More than a fifth of pubs, restaurants and cafes in Britain have reduced their working hours in the past three months in an attempt to limit their energy costs, the DPA has reported.
Businesses in the food and drink service sector are more likely to curtail operations than companies in any other sector to cope with huge increases in energy bills, new analysis by the Office for National Statistics (ONS).
The analysis reveals that, as a result of rising energy costs, 21 percent of businesses that operate restaurants have reduced their working hours, although they have not reduced the number of days they work.
Meanwhile, 6 percent of companies in the sector report that they have reduced their working hours by two or more days per week in the past 3 months.

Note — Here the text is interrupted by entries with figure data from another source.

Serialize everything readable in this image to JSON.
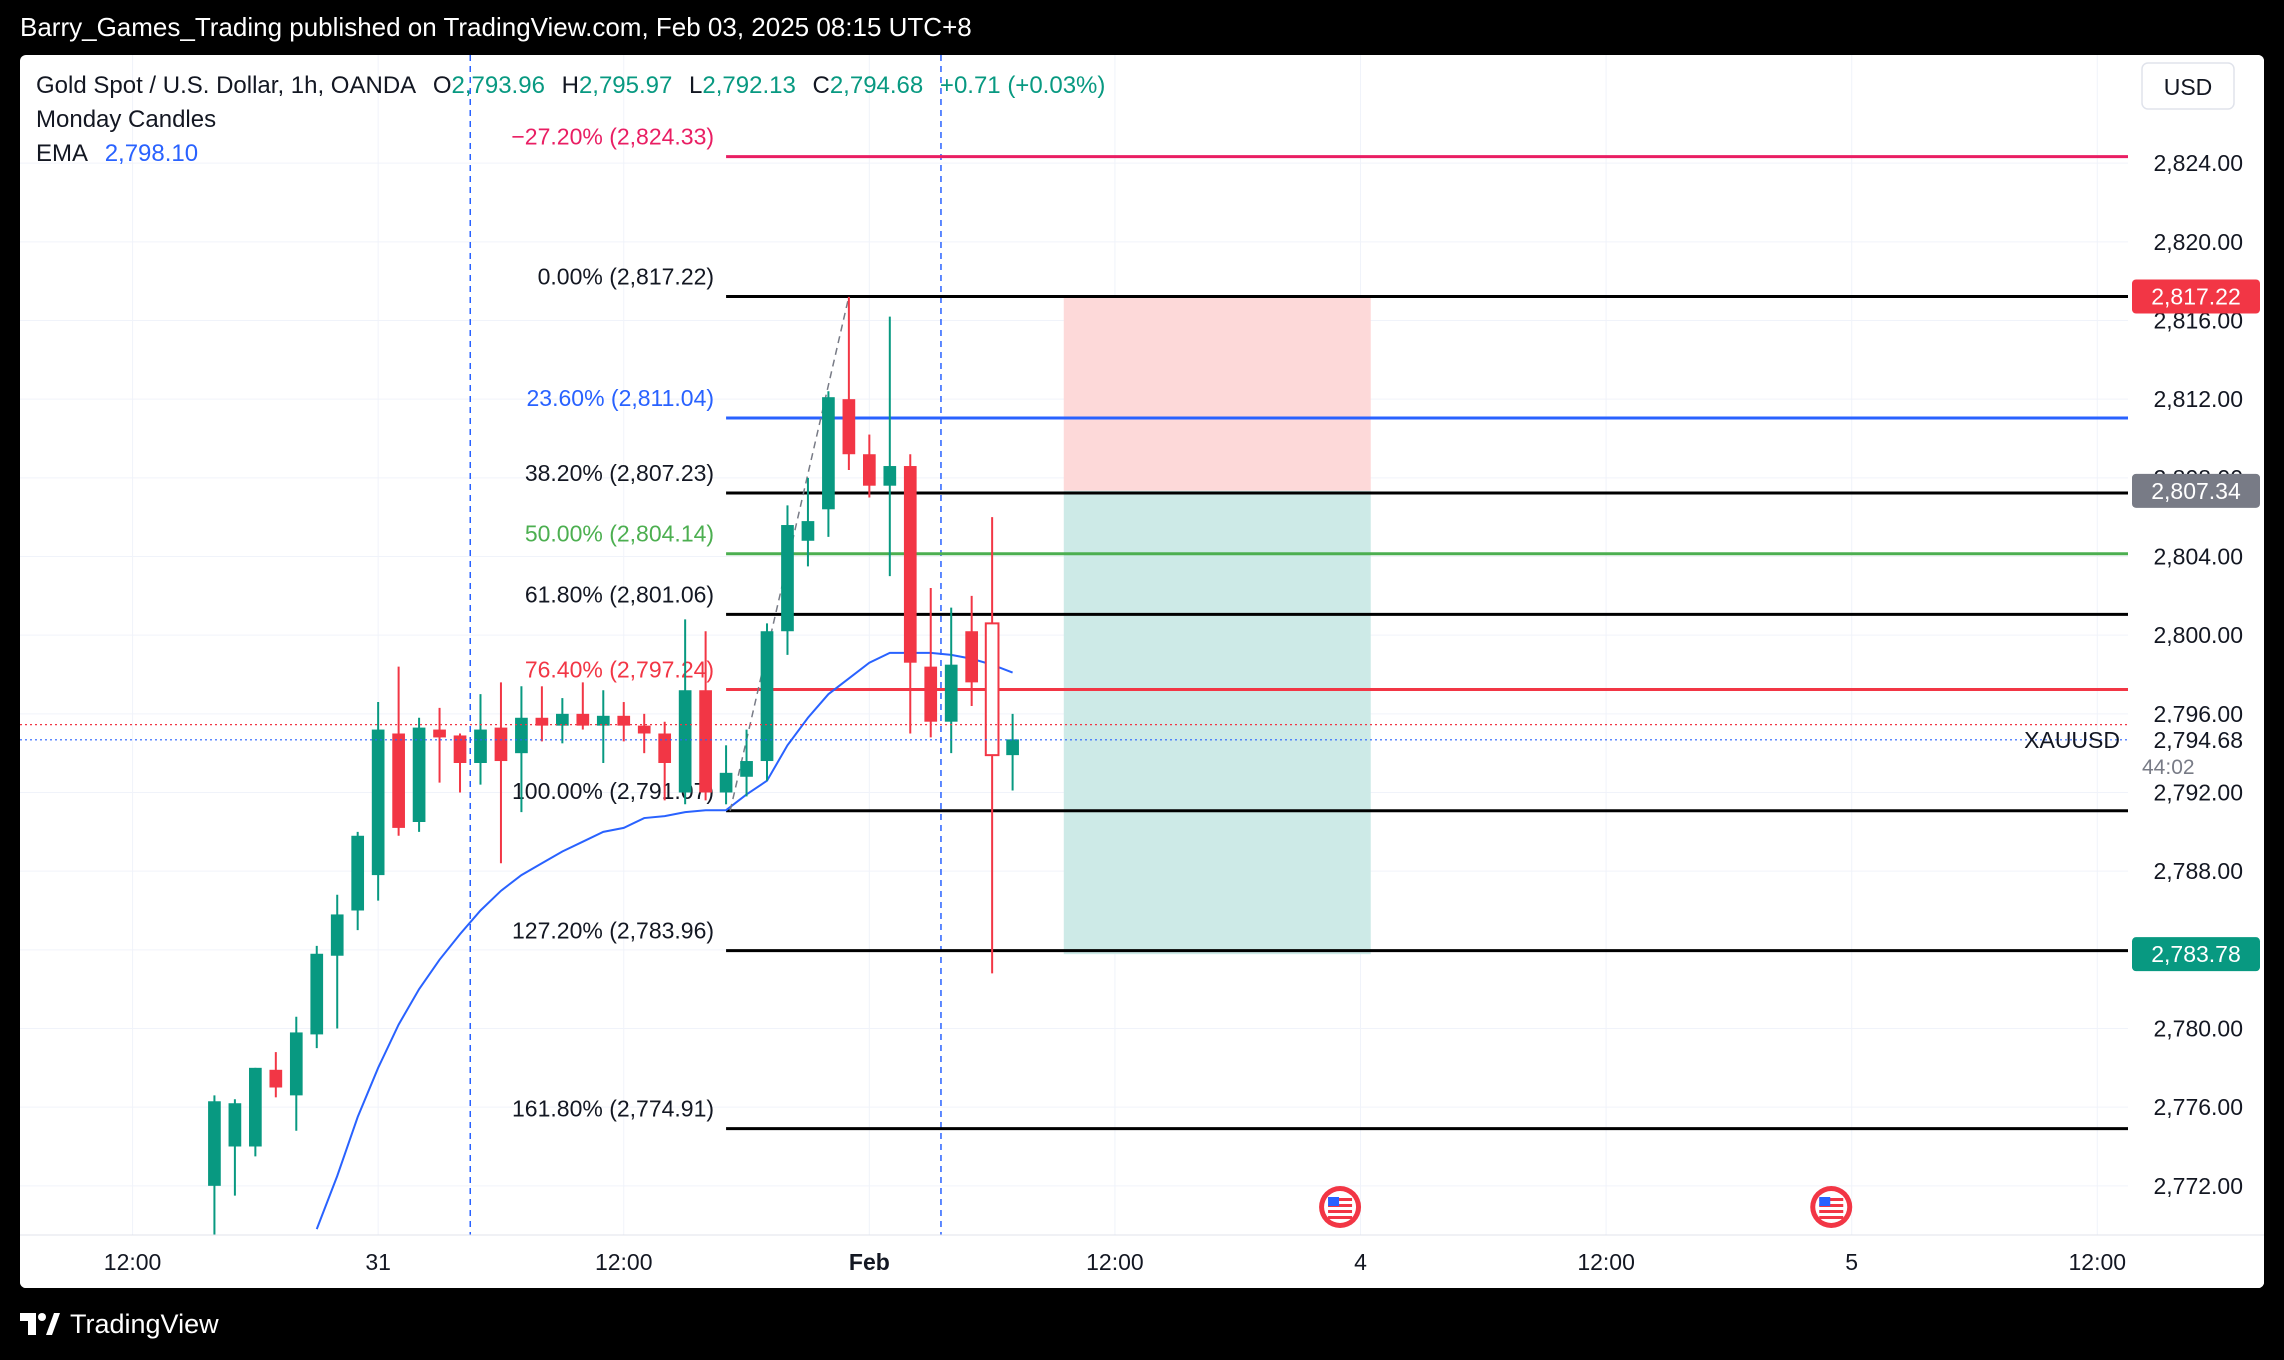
{
  "header": {
    "publisher_line": "Barry_Games_Trading published on TradingView.com, Feb 03, 2025 08:15 UTC+8"
  },
  "legend": {
    "symbol": "Gold Spot / U.S. Dollar, 1h, OANDA",
    "o_label": "O",
    "o_value": "2,793.96",
    "h_label": "H",
    "h_value": "2,795.97",
    "l_label": "L",
    "l_value": "2,792.13",
    "c_label": "C",
    "c_value": "2,794.68",
    "change": "+0.71 (+0.03%)",
    "indicator1": "Monday Candles",
    "ema_label": "EMA",
    "ema_value": "2,798.10"
  },
  "footer": {
    "brand": "TradingView"
  },
  "colors": {
    "up": "#089981",
    "down": "#f23645",
    "ema": "#2962ff",
    "fib_236": "#2962ff",
    "fib_50": "#4caf50",
    "fib_764": "#f23645",
    "fib_ext": "#e91e63",
    "risk_zone": "#fdd9d9",
    "reward_zone": "#cdeae7"
  },
  "chart_data": {
    "type": "candlestick",
    "currency_label": "USD",
    "symbol_tag": "XAUUSD",
    "last_price": "2,794.68",
    "countdown": "44:02",
    "ylim": [
      2769.5,
      2829.5
    ],
    "y_ticks": [
      "2,772.00",
      "2,776.00",
      "2,780.00",
      "2,784.00",
      "2,788.00",
      "2,792.00",
      "2,796.00",
      "2,800.00",
      "2,804.00",
      "2,808.00",
      "2,812.00",
      "2,816.00",
      "2,820.00",
      "2,824.00"
    ],
    "y_tick_values": [
      2772,
      2776,
      2780,
      2784,
      2788,
      2792,
      2796,
      2800,
      2804,
      2808,
      2812,
      2816,
      2820,
      2824
    ],
    "x_labels": [
      {
        "label": "12:00",
        "t": -13
      },
      {
        "label": "31",
        "t": -1
      },
      {
        "label": "12:00",
        "t": 11
      },
      {
        "label": "Feb",
        "t": 23
      },
      {
        "label": "12:00",
        "t": 35
      },
      {
        "label": "4",
        "t": 47
      },
      {
        "label": "12:00",
        "t": 59
      },
      {
        "label": "5",
        "t": 71
      },
      {
        "label": "12:00",
        "t": 83
      }
    ],
    "x_range": [
      -18.5,
      84.5
    ],
    "price_badges": [
      {
        "label": "2,817.22",
        "value": 2817.22,
        "color": "#f23645"
      },
      {
        "label": "2,807.34",
        "value": 2807.34,
        "color": "#787b86"
      },
      {
        "label": "2,783.78",
        "value": 2783.78,
        "color": "#089981"
      }
    ],
    "fib_levels": [
      {
        "label": "−27.20% (2,824.33)",
        "value": 2824.33,
        "color": "#e91e63",
        "label_color": "#e91e63"
      },
      {
        "label": "0.00% (2,817.22)",
        "value": 2817.22,
        "color": "#000000",
        "label_color": "#131722"
      },
      {
        "label": "23.60% (2,811.04)",
        "value": 2811.04,
        "color": "#2962ff",
        "label_color": "#2962ff"
      },
      {
        "label": "38.20% (2,807.23)",
        "value": 2807.23,
        "color": "#000000",
        "label_color": "#131722"
      },
      {
        "label": "50.00% (2,804.14)",
        "value": 2804.14,
        "color": "#4caf50",
        "label_color": "#4caf50"
      },
      {
        "label": "61.80% (2,801.06)",
        "value": 2801.06,
        "color": "#000000",
        "label_color": "#131722"
      },
      {
        "label": "76.40% (2,797.24)",
        "value": 2797.24,
        "color": "#f23645",
        "label_color": "#f23645"
      },
      {
        "label": "100.00% (2,791.07)",
        "value": 2791.07,
        "color": "#000000",
        "label_color": "#131722"
      },
      {
        "label": "127.20% (2,783.96)",
        "value": 2783.96,
        "color": "#000000",
        "label_color": "#131722"
      },
      {
        "label": "161.80% (2,774.91)",
        "value": 2774.91,
        "color": "#000000",
        "label_color": "#131722"
      }
    ],
    "fib_start_t": 16,
    "fib_end_t": 84.5,
    "position": {
      "start_t": 32.5,
      "end_t": 47.5,
      "entry": 2807.34,
      "stop": 2817.22,
      "target": 2783.78
    },
    "session_lines_t": [
      3.5,
      26.5
    ],
    "event_markers_t": [
      46,
      70
    ],
    "candles": [
      {
        "t": -9,
        "o": 2772.0,
        "h": 2776.6,
        "l": 2768.0,
        "c": 2776.3
      },
      {
        "t": -8,
        "o": 2774.0,
        "h": 2776.4,
        "l": 2771.5,
        "c": 2776.2
      },
      {
        "t": -7,
        "o": 2774.0,
        "h": 2778.0,
        "l": 2773.5,
        "c": 2778.0
      },
      {
        "t": -6,
        "o": 2777.9,
        "h": 2778.8,
        "l": 2776.5,
        "c": 2777.0
      },
      {
        "t": -5,
        "o": 2776.6,
        "h": 2780.6,
        "l": 2774.8,
        "c": 2779.8
      },
      {
        "t": -4,
        "o": 2779.7,
        "h": 2784.2,
        "l": 2779.0,
        "c": 2783.8
      },
      {
        "t": -3,
        "o": 2783.7,
        "h": 2786.8,
        "l": 2780.0,
        "c": 2785.8
      },
      {
        "t": -2,
        "o": 2786.0,
        "h": 2790.0,
        "l": 2785.0,
        "c": 2789.8
      },
      {
        "t": -1,
        "o": 2787.8,
        "h": 2796.6,
        "l": 2786.5,
        "c": 2795.2
      },
      {
        "t": 0,
        "o": 2795.0,
        "h": 2798.4,
        "l": 2789.8,
        "c": 2790.2
      },
      {
        "t": 1,
        "o": 2790.5,
        "h": 2795.8,
        "l": 2790.0,
        "c": 2795.3
      },
      {
        "t": 2,
        "o": 2795.2,
        "h": 2796.3,
        "l": 2792.5,
        "c": 2794.8
      },
      {
        "t": 3,
        "o": 2794.9,
        "h": 2795.0,
        "l": 2792.0,
        "c": 2793.5
      },
      {
        "t": 4,
        "o": 2793.5,
        "h": 2797.0,
        "l": 2792.4,
        "c": 2795.2
      },
      {
        "t": 5,
        "o": 2795.3,
        "h": 2797.6,
        "l": 2788.4,
        "c": 2793.6
      },
      {
        "t": 6,
        "o": 2794.0,
        "h": 2797.4,
        "l": 2791.0,
        "c": 2795.8
      },
      {
        "t": 7,
        "o": 2795.8,
        "h": 2797.4,
        "l": 2794.6,
        "c": 2795.4
      },
      {
        "t": 8,
        "o": 2795.4,
        "h": 2796.8,
        "l": 2794.5,
        "c": 2796.0
      },
      {
        "t": 9,
        "o": 2796.0,
        "h": 2797.6,
        "l": 2795.2,
        "c": 2795.4
      },
      {
        "t": 10,
        "o": 2795.4,
        "h": 2797.2,
        "l": 2793.5,
        "c": 2795.9
      },
      {
        "t": 11,
        "o": 2795.9,
        "h": 2796.6,
        "l": 2794.6,
        "c": 2795.4
      },
      {
        "t": 12,
        "o": 2795.4,
        "h": 2796.0,
        "l": 2794.0,
        "c": 2795.0
      },
      {
        "t": 13,
        "o": 2795.0,
        "h": 2795.6,
        "l": 2791.6,
        "c": 2793.5
      },
      {
        "t": 14,
        "o": 2792.0,
        "h": 2800.8,
        "l": 2791.4,
        "c": 2797.2
      },
      {
        "t": 15,
        "o": 2797.2,
        "h": 2800.2,
        "l": 2791.6,
        "c": 2792.0
      },
      {
        "t": 16,
        "o": 2792.0,
        "h": 2794.4,
        "l": 2791.4,
        "c": 2793.0
      },
      {
        "t": 17,
        "o": 2792.8,
        "h": 2795.2,
        "l": 2791.8,
        "c": 2793.6
      },
      {
        "t": 18,
        "o": 2793.6,
        "h": 2800.6,
        "l": 2792.6,
        "c": 2800.2
      },
      {
        "t": 19,
        "o": 2800.2,
        "h": 2806.6,
        "l": 2799.0,
        "c": 2805.6
      },
      {
        "t": 20,
        "o": 2804.8,
        "h": 2808.0,
        "l": 2803.5,
        "c": 2805.8
      },
      {
        "t": 21,
        "o": 2806.4,
        "h": 2812.4,
        "l": 2805.0,
        "c": 2812.1
      },
      {
        "t": 22,
        "o": 2812.0,
        "h": 2817.2,
        "l": 2808.4,
        "c": 2809.2
      },
      {
        "t": 23,
        "o": 2809.2,
        "h": 2810.2,
        "l": 2807.0,
        "c": 2807.6
      },
      {
        "t": 24,
        "o": 2807.6,
        "h": 2816.2,
        "l": 2803.0,
        "c": 2808.6
      },
      {
        "t": 25,
        "o": 2808.6,
        "h": 2809.2,
        "l": 2795.0,
        "c": 2798.6
      },
      {
        "t": 26,
        "o": 2798.4,
        "h": 2802.4,
        "l": 2794.8,
        "c": 2795.6
      },
      {
        "t": 27,
        "o": 2795.6,
        "h": 2801.4,
        "l": 2794.0,
        "c": 2798.5
      },
      {
        "t": 28,
        "o": 2800.2,
        "h": 2802.0,
        "l": 2796.4,
        "c": 2797.6
      },
      {
        "t": 29,
        "o": 2800.6,
        "h": 2806.0,
        "l": 2782.8,
        "c": 2793.9
      },
      {
        "t": 30,
        "o": 2793.9,
        "h": 2796.0,
        "l": 2792.1,
        "c": 2794.7
      }
    ],
    "hollow_candle_t": 29,
    "ema": [
      {
        "t": -4,
        "v": 2769.8
      },
      {
        "t": -3,
        "v": 2772.5
      },
      {
        "t": -2,
        "v": 2775.5
      },
      {
        "t": -1,
        "v": 2778.0
      },
      {
        "t": 0,
        "v": 2780.2
      },
      {
        "t": 1,
        "v": 2782.0
      },
      {
        "t": 2,
        "v": 2783.5
      },
      {
        "t": 3,
        "v": 2784.8
      },
      {
        "t": 4,
        "v": 2786.0
      },
      {
        "t": 5,
        "v": 2787.0
      },
      {
        "t": 6,
        "v": 2787.8
      },
      {
        "t": 7,
        "v": 2788.4
      },
      {
        "t": 8,
        "v": 2789.0
      },
      {
        "t": 9,
        "v": 2789.5
      },
      {
        "t": 10,
        "v": 2790.0
      },
      {
        "t": 11,
        "v": 2790.2
      },
      {
        "t": 12,
        "v": 2790.7
      },
      {
        "t": 13,
        "v": 2790.8
      },
      {
        "t": 14,
        "v": 2791.0
      },
      {
        "t": 15,
        "v": 2791.1
      },
      {
        "t": 16,
        "v": 2791.1
      },
      {
        "t": 17,
        "v": 2791.9
      },
      {
        "t": 18,
        "v": 2792.6
      },
      {
        "t": 19,
        "v": 2794.4
      },
      {
        "t": 20,
        "v": 2795.8
      },
      {
        "t": 21,
        "v": 2797.0
      },
      {
        "t": 22,
        "v": 2797.8
      },
      {
        "t": 23,
        "v": 2798.6
      },
      {
        "t": 24,
        "v": 2799.1
      },
      {
        "t": 25,
        "v": 2799.1
      },
      {
        "t": 26,
        "v": 2799.1
      },
      {
        "t": 27,
        "v": 2799.0
      },
      {
        "t": 28,
        "v": 2798.8
      },
      {
        "t": 29,
        "v": 2798.5
      },
      {
        "t": 30,
        "v": 2798.1
      }
    ]
  }
}
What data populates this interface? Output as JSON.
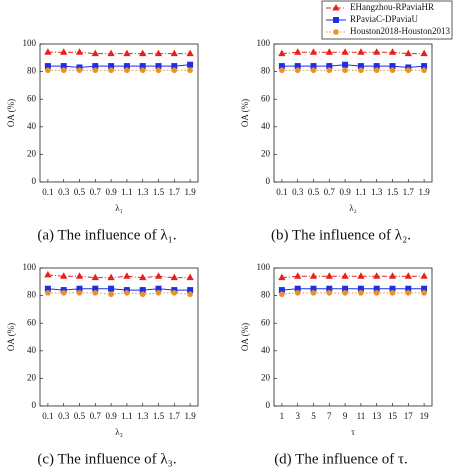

Most of these firms are also the most likely to cite energy prices as a cause of greatest concern in November, closely followed in this ranking by hospitality companies. In this sector, 22 percent of businesses reported that energy prices were their most serious concern in November.
This is a slight drop in pessimism compared to figures reported before the British government promised in September that it would cover part of businesses' energy bills.
However, businesses in the Island's service sector, related to the sale of food and drink, have been particularly hard hit by higher bills, with 58 percent of them reporting energy prices as their most serious concern - up 39 percent compared to a month earlier.
As a result, approximately 2 out of every 5 companies in the sector (41 percent) announce that they expect this situation to lead in November to an increase in the prices of the services they offer.
For their part, 36 percent of the companies in the field of hospitality in Great Britain are also ready to raise their prices, notes DPA.